The US Department of Homeland Security has warned of the dangers of Chinese-made drones, according to an alert obtained by CNN. The alert cautions that consumer-level drones, of which the vast majority in North America are sold by Shenzhen-based DJI, could send back sensitive flight information to headquarters on Chinese soil that could subsequently be accessed by the government.

The DHS alert continues:

“The United States government has strong concerns about any technology product that takes American data into the territory of an authoritarian state that permits its intelligence services to have unfettered access to that data or otherwise abuses that access.

Those concerns apply with equal force to certain Chinese-made (unmanned aircraft systems)-connected devices capable of collecting and transferring potentially revealing data about their operations and the individuals and entities operating them, as China imposes unusually stringent obligations on its citizens to support national intelligence activities.”

The DHS alert doesn’t represent a legal order, and DJI itself isn’t named, but the company will no doubt be wary in the context of the ongoing US-China trade war. The warning evokes a concern commonly leveled at Huawei, arguing that Chinese companies are obligated to comply with the government’s orders on security grounds.

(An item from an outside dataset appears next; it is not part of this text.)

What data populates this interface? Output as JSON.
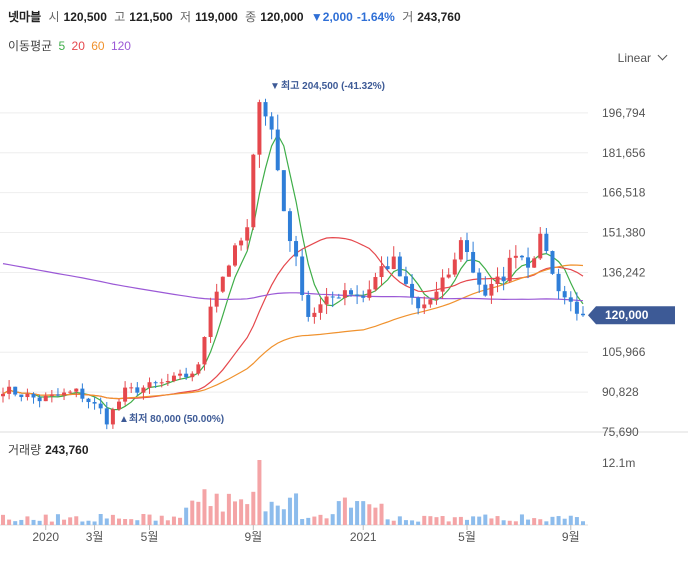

Last week President Trump issued an executive order that could cripple Huawei’s core businesses by blocking trade with US companies, although CEO and founder Ren Zhengfei has downplayed the impact.

“At DJI, safety is at the core of everything we do.”

“At DJI, safety is at the core of everything we do, and the security of our technology has been independently verified by the U.S. government and leading U.S. businesses,” DJI says in a statement, arguing that consumers have “full and complete control over how their data is collected, stored, and transmitted.”

”For government and critical infrastructure customers that require additional assurances, we provide drones that do not transfer data to DJI or via the internet, and our customers can enable all the precautions DHS recommends. Every day, American businesses, first responders, and U.S. government agencies trust DJI drones to help save lives, promote worker safety, and support vital operations, and we take that responsibility very seriously.”

In 2017, DJI added a privacy mode to its drones that stops its app using internet traffic while the drone is in flight. This was, however, in response to a US Army memo asking all units to stop using DJI drones due to alleged cybersecurity issues.